Particular union of well ordered sets that is well ordered

Question

Suppose $X$ has a partial ordering $\leq$. If $A$ and $B$ are subsets of $X$, we say that $A\leq B$ if and only if $A \subseteq B$ and for $b \in B$, $b \leq a \in A$ implies $b \in A$. Now, if $F$ is a collection of well ordered subsets (by the ordering on $X$) of $X$ such that for $C, D \in F$ either $C\leq D$ or $ D\leq C$, then prove that the union $\bigcup_{C \in F} C$ is well ordered. I can prove that the union is totally ordered, but I cannot find a least element for a subset of the union. How would I go about that?

Answer 1

Okay, I misread the problem as saying that $F$ was a well-ordered collection (under the order defined on $\mathcal{P}(X)$) of well-ordered subsets of $X$.

Hint. Let $R$ be a nonempty subset of $\cup_{C\in F} C$. Let $I=\{D\in F\mid D\cap R\neq \varnothing\}$.

Since $I$ is nonempty, and is a subset of $F$, it has a least element $D_0$. And $R\cap D_0\neq\varnothing$. Try the least element of $R\cap D_0$.

---

This is a bit subtler. If $C$ and $D$ are well-ordered subsets of $X$, and $C\leq D$, then $C$ is what is called an initial segment of $D$. What you are asked to prove is that if you have a collection of well-ordered subsets of a poset $X$, with the property that given any two sets in the collection one is an initial segment of the other, then the union is well-ordered.

We may assume that the union is nonempty (for if it is empty, it is trivially well-ordered).

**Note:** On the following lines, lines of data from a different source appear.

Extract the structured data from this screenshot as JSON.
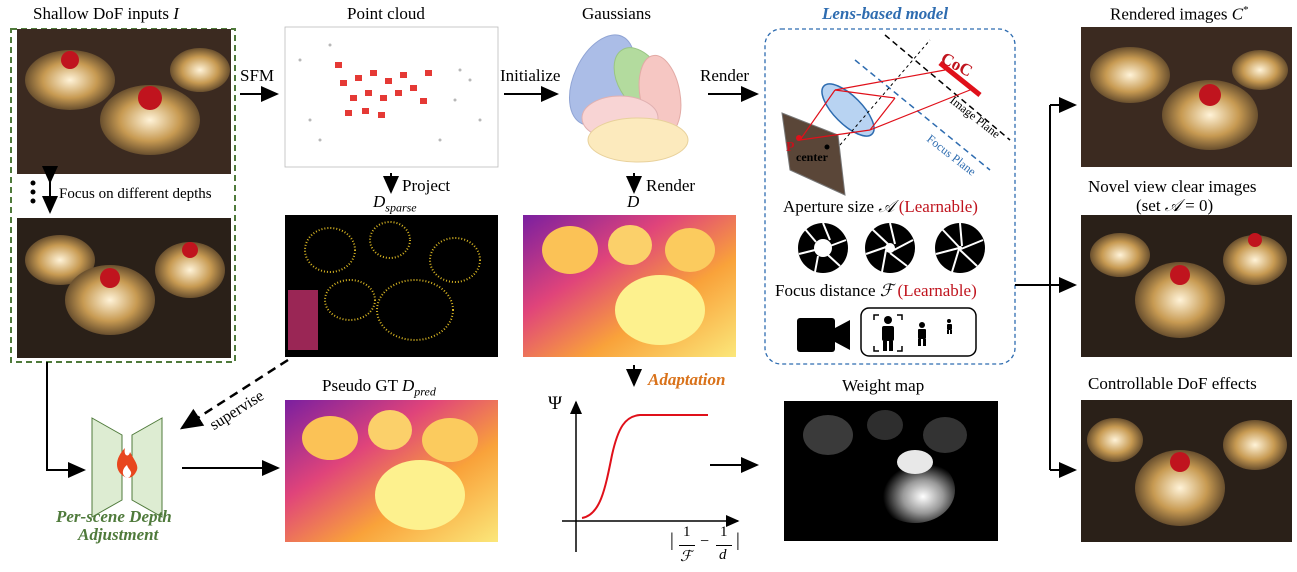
{
  "titles": {
    "inputs": "Shallow DoF inputs",
    "inputs_var": "I",
    "point_cloud": "Point cloud",
    "gaussians": "Gaussians",
    "lens_model": "Lens-based model",
    "rendered": "Rendered images",
    "rendered_var": "C",
    "rendered_sup": "*",
    "novel_view": "Novel view clear images",
    "set_aperture": "(set",
    "set_aperture_var": "𝒜",
    "set_aperture_eq": " = 0)",
    "controllable": "Controllable DoF effects",
    "weight_map": "Weight map",
    "pseudo_gt": "Pseudo GT",
    "pseudo_gt_var": "D",
    "pseudo_gt_sub": "pred",
    "depth_adjust_line1": "Per-scene Depth",
    "depth_adjust_line2": "Adjustment"
  },
  "arrows": {
    "sfm": "SFM",
    "initialize": "Initialize",
    "render1": "Render",
    "project": "Project",
    "render2": "Render",
    "adaptation": "Adaptation",
    "supervise": "supervise",
    "focus_depths": "Focus on different depths"
  },
  "vars": {
    "d_sparse": "D",
    "d_sparse_sub": "sparse",
    "d": "D",
    "psi": "Ψ"
  },
  "lens": {
    "coc": "CoC",
    "image_plane": "Image Plane",
    "focus_plane": "Focus Plane",
    "p_label": "P",
    "center_label": "center",
    "aperture_label": "Aperture size",
    "aperture_var": "𝒜",
    "focus_label": "Focus distance",
    "focus_var": "ℱ",
    "learnable": "(Learnable)"
  },
  "formula": {
    "bar_left": "|",
    "one_a": "1",
    "den_a": "ℱ",
    "minus": "−",
    "one_b": "1",
    "den_b": "d",
    "bar_right": "|"
  },
  "colors": {
    "green": "#4f7a3b",
    "blue": "#2e6cb0",
    "red": "#c0141e",
    "orange": "#d9721a"
  }
}
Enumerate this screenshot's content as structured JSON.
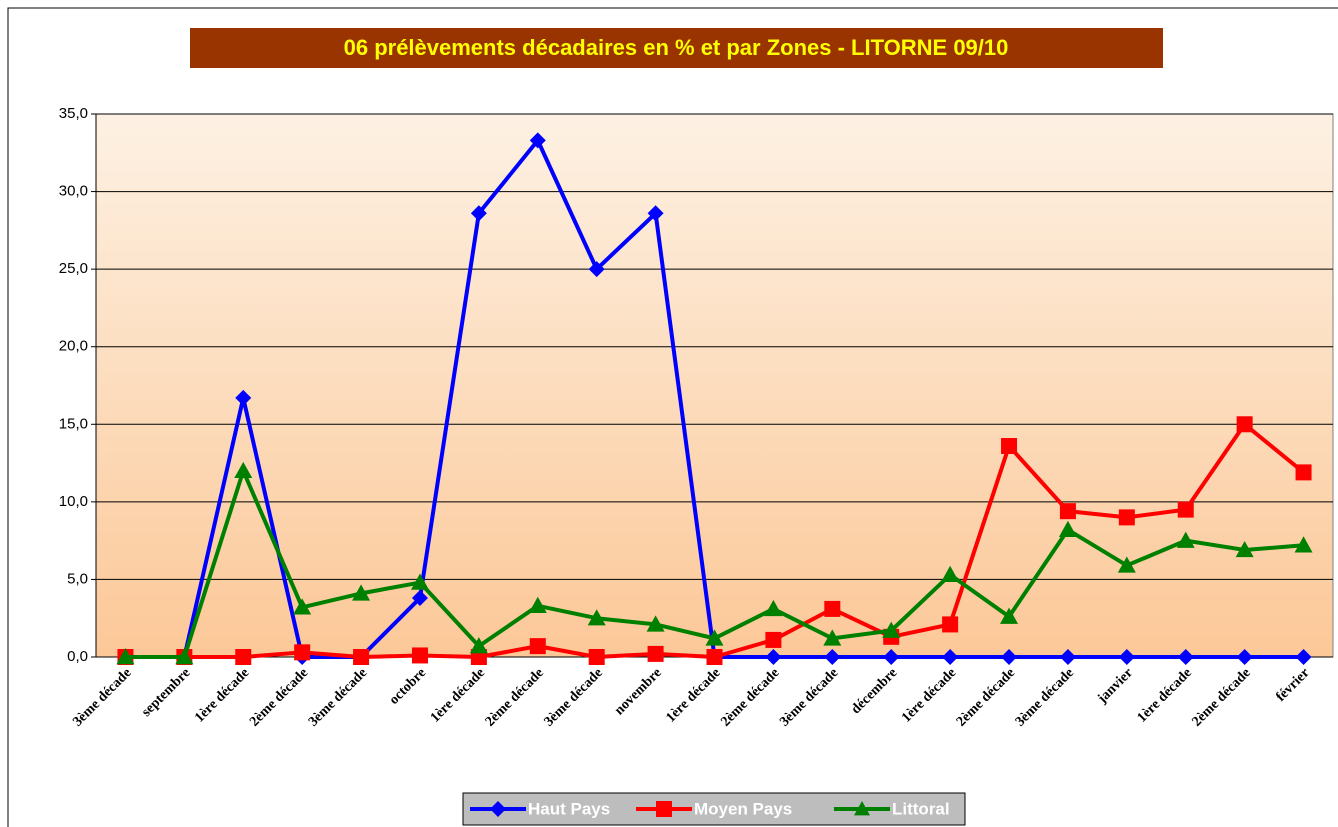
{
  "chart_data": {
    "type": "line",
    "title": "06 prélèvements décadaires en % et par Zones - LITORNE 09/10",
    "categories": [
      "3ème décade",
      "septembre",
      "1ère décade",
      "2ème décade",
      "3ème décade",
      "octobre",
      "1ère décade",
      "2ème décade",
      "3ème décade",
      "novembre",
      "1ère décade",
      "2ème décade",
      "3ème décade",
      "décembre",
      "1ère décade",
      "2ème décade",
      "3ème décade",
      "janvier",
      "1ère décade",
      "2ème décade",
      "février"
    ],
    "series": [
      {
        "name": "Haut Pays",
        "color": "#0000ff",
        "marker": "diamond",
        "values": [
          0,
          0,
          16.7,
          0,
          0,
          3.8,
          28.6,
          33.3,
          25.0,
          28.6,
          0,
          0,
          0,
          0,
          0,
          0,
          0,
          0,
          0,
          0,
          0
        ]
      },
      {
        "name": "Moyen Pays",
        "color": "#ff0000",
        "marker": "square",
        "values": [
          0,
          0,
          0,
          0.3,
          0,
          0.1,
          0,
          0.7,
          0,
          0.2,
          0,
          1.1,
          3.1,
          1.3,
          2.1,
          13.6,
          9.4,
          9.0,
          9.5,
          15.0,
          11.9
        ]
      },
      {
        "name": "Littoral",
        "color": "#008000",
        "marker": "triangle",
        "values": [
          0,
          0,
          12.0,
          3.2,
          4.1,
          4.8,
          0.7,
          3.3,
          2.5,
          2.1,
          1.2,
          3.1,
          1.2,
          1.7,
          5.3,
          2.6,
          8.2,
          5.9,
          7.5,
          6.9,
          7.2
        ]
      }
    ],
    "ylim": [
      0,
      35
    ],
    "yticks": [
      {
        "value": 0,
        "label": "0,0"
      },
      {
        "value": 5,
        "label": "5,0"
      },
      {
        "value": 10,
        "label": "10,0"
      },
      {
        "value": 15,
        "label": "15,0"
      },
      {
        "value": 20,
        "label": "20,0"
      },
      {
        "value": 25,
        "label": "25,0"
      },
      {
        "value": 30,
        "label": "30,0"
      },
      {
        "value": 35,
        "label": "35,0"
      }
    ],
    "grid": true,
    "legend": "bottom"
  }
}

Let $R$ be a nonempty subset of $\cup_{C\in F}C$. Let $r\in R$. Then there exists $C_r\in F$ such that $r\in C_r$, and so in particular, $R\cap C_r\neq\varnothing$. Let $r_0$ be the least element of $R\cap C_r$, which exists since $C_r$ is well-ordered.

I claim that $r_0$ is the least element of $R$. Indeed, let $s\in R$; then there exists $C_s\in F$ such that $s\in C_s$. Now, either $C_r$ is an initial segment of $C_s$ (that is, $C_r\leq C_s)$ or $C_s$ is an initial segment of $C_r$ (that is, $C_s\leq C_r$).

If $C_s\leq C_r$, then $C_s\subseteq C_r$, and hence $s\in C_s\cap R \subseteq C_r\cap R$. Since $r_0$ is the least element of $C_r\cap R$, then $r_0\leq s$.

If $C_r\leq C_s$, then $s\leq r_0$ implies that $s\in C_r$ (since $r_0\in C_r$ and $s\leq r_0$), and hence $s\in C_r\cap R$, and thus $r_0\leq s$, so in fact we have $r_0=s$.

Either way, $r_0\leq s$. This proves that $r_0$ is the least element of $R$.

Thus, $\cup_{C\in F} C$ is well-ordered.